Existiu há cerca de 165 milhões de anos, um animal com uma tonelada, capaz de triturar ossos. Este habitava na ilha de Madagáscar. Razanandrongobe sakalavae, também conhecido como “Razana”, foi oficialmente confirmado como sendo um parente distante dos crocodilos modernos.

Bem no passado, no período Jurássico, há cerca de 165 milhões de anos, este animal passeava na ilha de Madagáscar, era o predador mais temido da zona, Razanandrongobe sakalavae, um parente distante dos crocodilos. “Razana” era muito veloz, tinha pernas rectas e era o pesadelo dos dinossauros.

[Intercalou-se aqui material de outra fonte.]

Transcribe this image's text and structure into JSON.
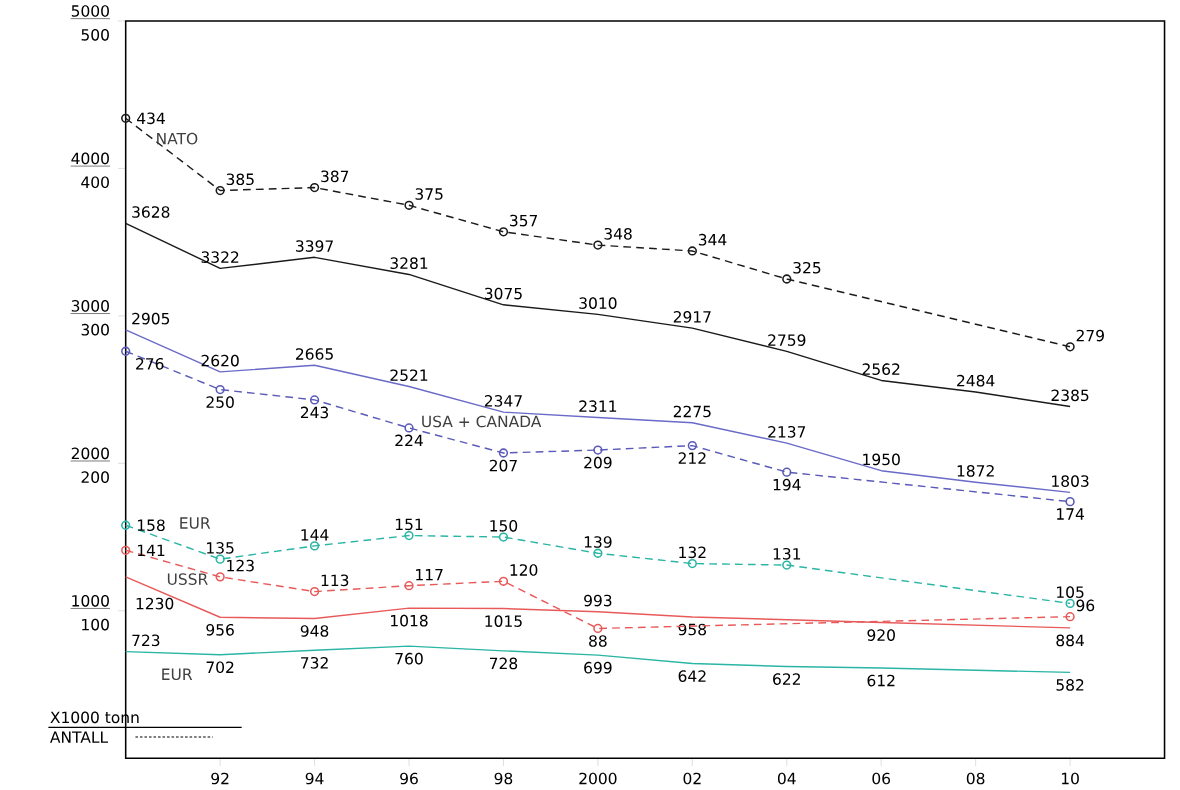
{
  "chart_data": {
    "type": "line",
    "annotations": [
      "X1000 tonn",
      "ANTALL"
    ],
    "x": [
      1990,
      1992,
      1994,
      1996,
      1998,
      2000,
      2002,
      2004,
      2006,
      2008,
      2010
    ],
    "xlim": [
      1990,
      2012
    ],
    "ylim": [
      0,
      5000
    ],
    "y2lim": [
      0,
      500
    ],
    "xticks": [
      {
        "value": 1992,
        "label": "92"
      },
      {
        "value": 1994,
        "label": "94"
      },
      {
        "value": 1996,
        "label": "96"
      },
      {
        "value": 1998,
        "label": "98"
      },
      2000,
      {
        "value": 2002,
        "label": "02"
      },
      {
        "value": 2004,
        "label": "04"
      },
      {
        "value": 2006,
        "label": "06"
      },
      {
        "value": 2008,
        "label": "08"
      },
      {
        "value": 2010,
        "label": "10"
      }
    ],
    "yticks": [
      1000,
      2000,
      3000,
      4000,
      5000
    ],
    "y2ticks": [
      100,
      200,
      300,
      400,
      500
    ],
    "data_labels": true,
    "grid": false,
    "series": [
      {
        "color": "#1a1a1a",
        "marker": "none",
        "line_style": "solid",
        "values": [
          3628,
          3322,
          3397,
          3281,
          3075,
          3010,
          2917,
          2759,
          2562,
          2484,
          2385
        ]
      },
      {
        "name": "NATO",
        "color": "#1a1a1a",
        "marker": "circle",
        "line_style": "dashed",
        "axis": "y2",
        "x": [
          1990,
          1992,
          1994,
          1996,
          1998,
          2000,
          2002,
          2004,
          2010
        ],
        "values": [
          434,
          385,
          387,
          375,
          357,
          348,
          344,
          325,
          279
        ]
      },
      {
        "color": "#6a6ac8",
        "marker": "none",
        "line_style": "solid",
        "values": [
          2905,
          2620,
          2665,
          2521,
          2347,
          2311,
          2275,
          2137,
          1950,
          1872,
          1803
        ]
      },
      {
        "name": "USA + CANADA",
        "color": "#5a5ab8",
        "marker": "circle",
        "line_style": "dashed",
        "axis": "y2",
        "x": [
          1990,
          1992,
          1994,
          1996,
          1998,
          2000,
          2002,
          2004,
          2010
        ],
        "values": [
          276,
          250,
          243,
          224,
          207,
          209,
          212,
          194,
          174
        ]
      },
      {
        "name": "EUR",
        "color": "#2ab5a5",
        "marker": "circle",
        "line_style": "dashed",
        "axis": "y2",
        "x": [
          1990,
          1992,
          1994,
          1996,
          1998,
          2000,
          2002,
          2004,
          2010
        ],
        "values": [
          158,
          135,
          144,
          151,
          150,
          139,
          132,
          131,
          105
        ]
      },
      {
        "name": "USSR",
        "color": "#e85a5a",
        "marker": "circle",
        "line_style": "dashed",
        "axis": "y2",
        "x": [
          1990,
          1992,
          1994,
          1996,
          1998,
          2000,
          2010
        ],
        "values": [
          141,
          123,
          113,
          117,
          120,
          88,
          96
        ]
      },
      {
        "color": "#e85a5a",
        "marker": "none",
        "line_style": "solid",
        "x": [
          1990,
          1992,
          1994,
          1996,
          1998,
          2000,
          2002,
          2006,
          2010
        ],
        "values": [
          1230,
          956,
          948,
          1018,
          1015,
          993,
          958,
          920,
          884
        ]
      },
      {
        "name": "EUR",
        "color": "#2ab5a5",
        "marker": "none",
        "line_style": "solid",
        "x": [
          1990,
          1992,
          1994,
          1996,
          1998,
          2000,
          2002,
          2004,
          2006,
          2010
        ],
        "values": [
          723,
          702,
          732,
          760,
          728,
          699,
          642,
          622,
          612,
          582
        ]
      }
    ]
  }
}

Nessa altura, a ilha de Madagáscar ainda não estava separada tectónicamente da Índia e de África e já se tinha tornado um lar para a grande diversidade de répteis e dinossauros que lá existiam. Os restos fragmentados do fóssil de “Razana”, são agora descritos numa pesquisa de paleontologistas italianos e franceses. Esta espécie foi documentada pela primeira vez há cerca de uma década, no entanto, devido às limitações dos fósseis, a sua especificação manteve-se desconhecida.

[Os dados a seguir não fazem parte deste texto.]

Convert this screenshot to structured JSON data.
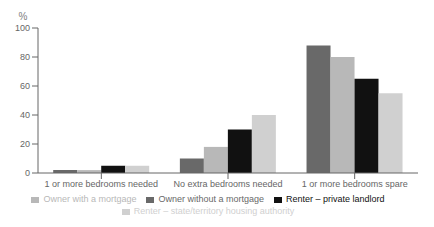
{
  "chart_data": {
    "type": "bar",
    "ylabel": "%",
    "categories": [
      "1 or more bedrooms needed",
      "No extra bedrooms needed",
      "1 or more bedrooms spare"
    ],
    "series": [
      {
        "name": "Owner without a mortgage",
        "color": "#696969",
        "values": [
          2,
          10,
          88
        ]
      },
      {
        "name": "Owner with a mortgage",
        "color": "#b8b8b8",
        "values": [
          2,
          18,
          80
        ]
      },
      {
        "name": "Renter – private landlord",
        "color": "#111111",
        "values": [
          5,
          30,
          65
        ]
      },
      {
        "name": "Renter – state/territory housing authority",
        "color": "#d0d0d0",
        "values": [
          5,
          40,
          55
        ]
      }
    ],
    "ylim": [
      0,
      100
    ],
    "yticks": [
      0,
      20,
      40,
      60,
      80,
      100
    ],
    "grid": false,
    "legend": "bottom"
  }
}
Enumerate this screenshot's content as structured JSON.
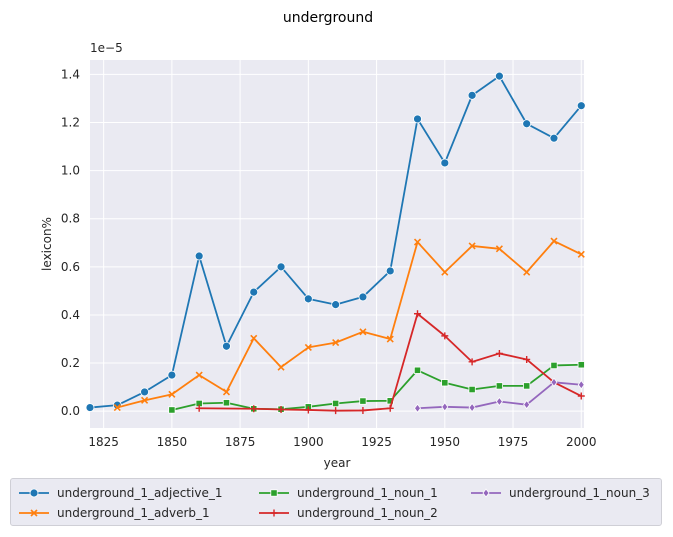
{
  "chart_data": {
    "type": "line",
    "title": "underground",
    "xlabel": "year",
    "ylabel": "lexicon%",
    "offset_text": "1e−5",
    "xlim": [
      1820,
      2001
    ],
    "ylim": [
      -0.07,
      1.46
    ],
    "xticks": [
      1825,
      1850,
      1875,
      1900,
      1925,
      1950,
      1975,
      2000
    ],
    "yticks": [
      0.0,
      0.2,
      0.4,
      0.6,
      0.8,
      1.0,
      1.2,
      1.4
    ],
    "ytick_labels": [
      "0.0",
      "0.2",
      "0.4",
      "0.6",
      "0.8",
      "1.0",
      "1.2",
      "1.4"
    ],
    "grid": true,
    "legend_position": "bottom",
    "series": [
      {
        "name": "underground_1_adjective_1",
        "color": "#1f77b4",
        "marker": "circle",
        "x": [
          1820,
          1830,
          1840,
          1850,
          1860,
          1870,
          1880,
          1890,
          1900,
          1910,
          1920,
          1930,
          1940,
          1950,
          1960,
          1970,
          1980,
          1990,
          2000
        ],
        "y": [
          0.015,
          0.025,
          0.08,
          0.15,
          0.645,
          0.27,
          0.495,
          0.6,
          0.467,
          0.443,
          0.475,
          0.583,
          1.215,
          1.032,
          1.313,
          1.393,
          1.195,
          1.135,
          1.27
        ]
      },
      {
        "name": "underground_1_adverb_1",
        "color": "#ff7f0e",
        "marker": "x",
        "x": [
          1830,
          1840,
          1850,
          1860,
          1870,
          1880,
          1890,
          1900,
          1910,
          1920,
          1930,
          1940,
          1950,
          1960,
          1970,
          1980,
          1990,
          2000
        ],
        "y": [
          0.015,
          0.045,
          0.07,
          0.15,
          0.08,
          0.303,
          0.183,
          0.265,
          0.285,
          0.33,
          0.3,
          0.703,
          0.578,
          0.687,
          0.675,
          0.578,
          0.707,
          0.652
        ]
      },
      {
        "name": "underground_1_noun_1",
        "color": "#2ca02c",
        "marker": "square",
        "x": [
          1850,
          1860,
          1870,
          1880,
          1890,
          1900,
          1910,
          1920,
          1930,
          1940,
          1950,
          1960,
          1970,
          1980,
          1990,
          2000
        ],
        "y": [
          0.005,
          0.032,
          0.035,
          0.01,
          0.008,
          0.018,
          0.032,
          0.042,
          0.043,
          0.17,
          0.118,
          0.09,
          0.105,
          0.105,
          0.19,
          0.193
        ]
      },
      {
        "name": "underground_1_noun_2",
        "color": "#d62728",
        "marker": "plus",
        "x": [
          1860,
          1880,
          1890,
          1900,
          1910,
          1920,
          1930,
          1940,
          1950,
          1960,
          1970,
          1980,
          1990,
          2000
        ],
        "y": [
          0.012,
          0.01,
          0.007,
          0.005,
          0.002,
          0.003,
          0.012,
          0.405,
          0.313,
          0.205,
          0.24,
          0.215,
          0.12,
          0.063
        ]
      },
      {
        "name": "underground_1_noun_3",
        "color": "#9467bd",
        "marker": "diamond",
        "x": [
          1940,
          1950,
          1960,
          1970,
          1980,
          1990,
          2000
        ],
        "y": [
          0.012,
          0.018,
          0.015,
          0.04,
          0.027,
          0.12,
          0.11
        ]
      }
    ]
  }
}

O mais recente estudo publicado esta semana na revista PeerJ, permitiu apontar com a descoberta e ajuda de novos fósseis de mandíbulas e dentes encontrados, que o “maior carnívoro terrestre deste ecossistema” era, efectivamente, um réptil parente dos crocodilos e jacarés modernos. Para além das suas narinas voltadas para a frente e a formação do maxilar inferior, o “Razana” também tinha os dentes expandidos lateralmente, sendo estas evidências que os aproximam dos crocodilos.

Segundo conta a publicação, as suas mandíbulas eram robustas, mas possivelmente curtas, e os dentes largos e em serrilha (maiores que os do T. Rex e outros dinossauros de tamanho semelhante) que permitiam a perfuração de tecidos muito duros como por exemplo ossos e tendões. Muitas das características desta espécie, incluindo a sua dentição, sugerem que a alimentação do réptil era à base destes alimentos.

“Razana”, podia “superar dinossauros terópodes – bípedes, carnívoros e omnívoros – no topo da cadeia alimentar”, afirmou Cristiano Dal Sasso, paleontólogo do Museu de História Natural de Milão, num comunicado. Os investigadores ainda pretendem encontrar mais alguns ossos a fim de tentarem completar o esqueleto, mas as escavações nestas áreas de Madagáscar são de difícil acesso. O aprofundamento desta pesquisa vai ajudar a preencher a linhagem “fantasma” neste grupo, ao descobrir outros exemplos do período Jurássico.

“Começámos com dentes isolados e fragmentos ósseos e acabámos por trazer de volta à vida um triturador de ossos de uma tonelada”, acrescentou Cristiano Dal Sasso.